Seeing is Free, Speaking is Not: Uncovering the True Energy Bottleneck in Edge VLM Inference

Seeing is Free, Speaking is Not: Uncovering the True Energy Bottleneck in Edge VLM Inference

Vision-Language Models (VLMs) are the perceptual backbone of embodied AI, but their energy footprint on edge hardware remains poorly understood. Existing efficiency efforts focus predominantly on reducing visual tokens, implicitly treating visual processing as the dominant energy cost. We overturn this implicit assumption through the first systematic energy profiling of on-device VLM inference, spanning five models across three architecture families, four input resolutions, and two hardware platforms (NVIDIA RTX 3070 and Jetson Orin NX).

Key Findings

Our analysis yields three core findings:

1. Power is a Model Fingerprint

Average inference power is a model-intrinsic constant, invariant to input resolution, image complexity, and prompt type, with less than 5% variation across all conditions. This means that all energy variation across inputs must arise from variation in inference time, not from variation in power draw.

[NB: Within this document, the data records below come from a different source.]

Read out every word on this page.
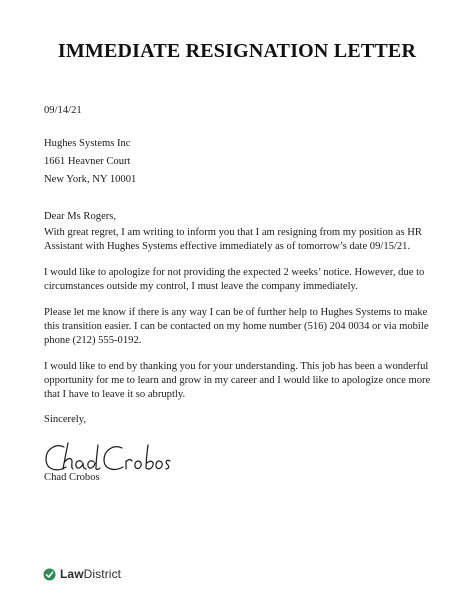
IMMEDIATE RESIGNATION LETTER
09/14/21
Hughes Systems Inc
1661 Heavner Court
New York, NY 10001
Dear Ms Rogers,
With great regret, I am writing to inform you that I am resigning from my position as HR Assistant with Hughes Systems effective immediately as of tomorrow’s date 09/15/21.
I would like to apologize for not providing the expected 2 weeks’ notice. However, due to circumstances outside my control, I must leave the company immediately.
Please let me know if there is any way I can be of further help to Hughes Systems to make this transition easier. I can be contacted on my home number (516) 204 0034 or via mobile phone (212) 555-0192.
I would like to end by thanking you for your understanding. This job has been a wonderful opportunity for me to learn and grow in my career and I would like to apologize once more that I have to leave it so abruptly.
Sincerely,
Chad Crobos
LawDistrict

2. Decode Dominates Energy

Autoregressive decoding accounts for 86 to 97% of total energy. Each output token costs 11 to 39x more wall-clock time than each input token due to the compute-bound and memory-bound asymmetry between prefill and decode phases. Output token count is the dominant driver of both latency and energy.

3. The Visual Token Pruning Illusion

Even removing all visual tokens saves at most 10% of total energy for fixed-token models. In contrast, controlling output length by 50% saves up to 97%. These findings expose a fundamental limitation of visual token pruning: it targets prefill, which is already a minority of total energy.

Contributions

  • Energy decomposition into prefill vs. decode phases, showing decode dominance across all configurations
  • Theoretical upper bound on energy savings from visual token pruning
  • Cross-model energy predictor — a linear model with five features (model size, input token count, output token count, and interaction terms) that explains 98.6% of energy variance without per-model calibration (MAPE = 10.3%)
  • Deployment guidelines: budget output not input; match token strategy to deployment scenario; anticipate content-driven energy variation

Conclusion

The true energy bottleneck in edge VLM inference is not seeing but speaking: not what the model sees, but how much it says. Our energy decomposition framework provides actionable guidelines for energy-aware VLM deployment on resource-constrained edge devices.

[ACM MM 2026 Submission] — In Review